Research Paper Volume 14, Issue 16 pp 6626—6641

Figure 3. Oxypeucedanin inhibited the activation of the PI3K/AKT/NF-κB signaling pathways in LPS-treated mice and LPS-treated RAW264.7 cells. (A) The cells were pretreated with oxypeucedanin (6.25 and 12.5 μM) for 1 h and then stimulated with LPS for 1 h before the proteins were harvested. Western blotting was used to analyze the protein bands of the PI3K/AKT and NF-κB signaling pathways in RAW264.7 cells (n=5). The quantitative analysis of the protein levels in the AKT and NF-κB signaling pathways is shown. (B) The fluorescence intensity of the translocation of P65 into the nucleus is in RAW264.7 cells. Green indicates P65 proteins, and blue indicates DAPI. Scale bar = 200 μm (n=5). (C) Western blotting was used to analyze the PI3K/AKT and NF-κB signaling pathway proteins in LPS-induced mice. Quantitative analysis of the proteins in the PI3K/AKT and NF-κB signaling pathways (n=3) is shown. (D) The Pdb experiment database was used to download the pdb format of the AKT protein.
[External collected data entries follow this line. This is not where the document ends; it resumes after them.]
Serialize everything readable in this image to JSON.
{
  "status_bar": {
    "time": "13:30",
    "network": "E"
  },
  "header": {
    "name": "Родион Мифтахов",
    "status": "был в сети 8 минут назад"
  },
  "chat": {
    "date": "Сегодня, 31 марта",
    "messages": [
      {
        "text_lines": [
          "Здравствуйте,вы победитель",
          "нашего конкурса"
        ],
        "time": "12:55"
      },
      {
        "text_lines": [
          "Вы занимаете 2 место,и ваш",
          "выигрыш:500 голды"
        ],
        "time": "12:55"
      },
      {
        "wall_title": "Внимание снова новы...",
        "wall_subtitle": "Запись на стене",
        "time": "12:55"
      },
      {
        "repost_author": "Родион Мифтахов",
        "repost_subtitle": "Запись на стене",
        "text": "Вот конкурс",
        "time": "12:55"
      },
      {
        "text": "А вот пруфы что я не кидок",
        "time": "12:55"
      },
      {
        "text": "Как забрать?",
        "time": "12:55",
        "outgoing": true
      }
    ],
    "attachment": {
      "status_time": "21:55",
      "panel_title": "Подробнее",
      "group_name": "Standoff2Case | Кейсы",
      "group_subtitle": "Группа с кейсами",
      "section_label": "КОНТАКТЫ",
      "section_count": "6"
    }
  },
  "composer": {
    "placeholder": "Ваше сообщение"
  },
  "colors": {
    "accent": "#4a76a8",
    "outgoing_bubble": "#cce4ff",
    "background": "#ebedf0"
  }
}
Pubchem was used to download the sdf structure of oxypeucedanin molecules. AutoDockTools-1.5.6 and PyMOL software were used for molecular docking and data analysis. Yellow represents oxypeucedanin, and the sum can be <0 with statistical significance. (a, b) The surface binding mode of oxypeucedanin and AKT (30w3); (c) OPD binds to AKT (30w3) amino acid residues through hydrogen bonding. The concentrations of OPD in cell and animal experiments were 12.5μM and 15mg/kg, respectively. SEM was used as the error standard for data analysis, and the experiment was repeated three times independently. ^#p < 0.01 and ^##p < 0.0001 compared with No-treatment group; ^***p< 0.001 and ^****p < 0.0001 compared with the LPS group. LPS: Lipopolysaccharide; OPD: Oxypeucedanin; NT: No-treatment group.